No forced labour issue here, say companies

Bernama quoted Plantation Industries and Commodities Minister Datuk Mohd Khairuddin Aman Razali (file pic) as saying yesterday that various measures had been implemented by the government to address the matter.

PETALING JAYA: Issues over incidences of forced labour in the country have already been dealt with, either through government policies or through individual company proactive initiatives.

Thus, it is not accurate or fair for a blanket term to be put on the entire industry if only one or two players are still involved in such issues, said an industry executive in a rubber glove company.

Bernama quoted Plantation Industries and Commodities Minister Datuk Mohd Khairuddin Aman Razali (pic) as saying yesterday that various measures had been implemented by the government to address the matter.

Khairuddin said that within the oil palm industry, the mandatory Malaysian Sustainable Palm Oil Certification (MSPO) had been established effective Jan 1,2021. The MSPO requires all industry players to comply with the condition of not using forced labour before obtaining the certification.

A top industry executive for a rubber glove manufacturing company told StarBiz that not all companies had adopted the same practices in the issue of forced labour.

He was commenting on recent news that the US Department of Labor had added Malaysian rubber gloves to its latest list of goods produced with forced labour.

“I don’t think it is right to say that all companies are doing this. Yes, there may be some but what the US government did is to say that all companies in the industry are doing the same thing, ” he said.

“The damage to the industry’s reputation has already been done now as the news has been reported in media outlets around the world. I think it is wrong to say that we are all slave owners as some of us are just wanting to make a fair profit, ” he added.

The List of Goods Produced by Child Labour or Forced Labour report for 2020 had claimed that forced labour in the country’s rubber glove industry predominantly occurred among the estimated 42,500 migrant workers who are employed in over 100 rubber glove factories throughout the country.

Commenting on this, Top Glove Corp Bhd said in a statement that it had resolved the labour-related issues that were highlighted in the US Department of Labor report.

“From January 2019 to date, Top Glove has implemented a Zero Cost Recruitment Policy (ZCRP) through which the company bears all recruitment-related fees for its foreign workers. Additionally, the ZCRP stipulates pre-departure orientations and interviews at the source country, post-arrival orientations in Malaysia, and monthly interviews with workers, towards ensuring that they have not paid any hidden fees to recruitment agents, ” Top Glove said in the statement.
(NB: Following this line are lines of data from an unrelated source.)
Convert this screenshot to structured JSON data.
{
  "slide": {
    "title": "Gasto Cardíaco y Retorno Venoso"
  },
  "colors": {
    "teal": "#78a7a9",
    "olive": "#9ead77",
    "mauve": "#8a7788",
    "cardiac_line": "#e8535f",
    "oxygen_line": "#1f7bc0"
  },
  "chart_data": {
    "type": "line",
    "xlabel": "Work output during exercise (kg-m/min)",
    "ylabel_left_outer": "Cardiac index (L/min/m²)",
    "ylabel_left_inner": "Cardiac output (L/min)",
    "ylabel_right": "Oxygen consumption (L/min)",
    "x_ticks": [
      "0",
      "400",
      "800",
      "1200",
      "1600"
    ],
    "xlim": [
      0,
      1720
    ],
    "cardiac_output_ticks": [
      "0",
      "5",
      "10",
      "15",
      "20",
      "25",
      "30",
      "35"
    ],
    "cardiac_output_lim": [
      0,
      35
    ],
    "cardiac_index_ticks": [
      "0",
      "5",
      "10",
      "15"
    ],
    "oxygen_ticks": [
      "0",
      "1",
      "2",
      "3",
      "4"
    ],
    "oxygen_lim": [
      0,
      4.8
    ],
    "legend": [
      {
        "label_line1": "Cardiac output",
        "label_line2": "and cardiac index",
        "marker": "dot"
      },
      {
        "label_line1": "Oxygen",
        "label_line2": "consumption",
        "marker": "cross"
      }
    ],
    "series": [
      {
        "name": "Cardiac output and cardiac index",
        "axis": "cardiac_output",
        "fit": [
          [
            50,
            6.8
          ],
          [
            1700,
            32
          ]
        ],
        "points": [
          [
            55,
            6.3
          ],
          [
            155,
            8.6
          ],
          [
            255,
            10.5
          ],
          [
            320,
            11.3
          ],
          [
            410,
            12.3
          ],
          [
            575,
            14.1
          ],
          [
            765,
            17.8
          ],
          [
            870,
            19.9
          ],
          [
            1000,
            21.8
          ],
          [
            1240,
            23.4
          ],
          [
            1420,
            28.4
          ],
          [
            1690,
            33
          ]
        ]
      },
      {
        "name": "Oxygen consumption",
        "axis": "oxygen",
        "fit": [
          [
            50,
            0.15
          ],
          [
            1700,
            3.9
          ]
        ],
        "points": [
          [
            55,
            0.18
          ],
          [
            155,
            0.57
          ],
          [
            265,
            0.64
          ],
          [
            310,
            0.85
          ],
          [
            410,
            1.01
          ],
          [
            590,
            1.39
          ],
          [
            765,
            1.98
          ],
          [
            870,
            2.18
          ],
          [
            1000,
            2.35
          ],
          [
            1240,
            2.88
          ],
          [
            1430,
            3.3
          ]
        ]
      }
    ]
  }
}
The policy would see Top Glove reimbursing workers who have paid recruitment fees to agents at their source country. All workers also sign a letter of undertaking that they will not pay recruitment fees during the recruitment process.

Top Glove also said it pays its workers in accordance with Malaysian labour law, which is a basic monthly salary of RM1,200 per month but said the general take-home pay of its workers was more than RM1,600 per month after factoring in overtime, which is always performed within the allowable rest-day matrix.

“As an added value, Top Glove has its own medical clinics which provide free medical checkups, consultation, and medication for both workers and staff, ” the company said. It added that it had in July 2020 made an ex-gratia payment to its workers for their contributions during the Covid-19 pandemic.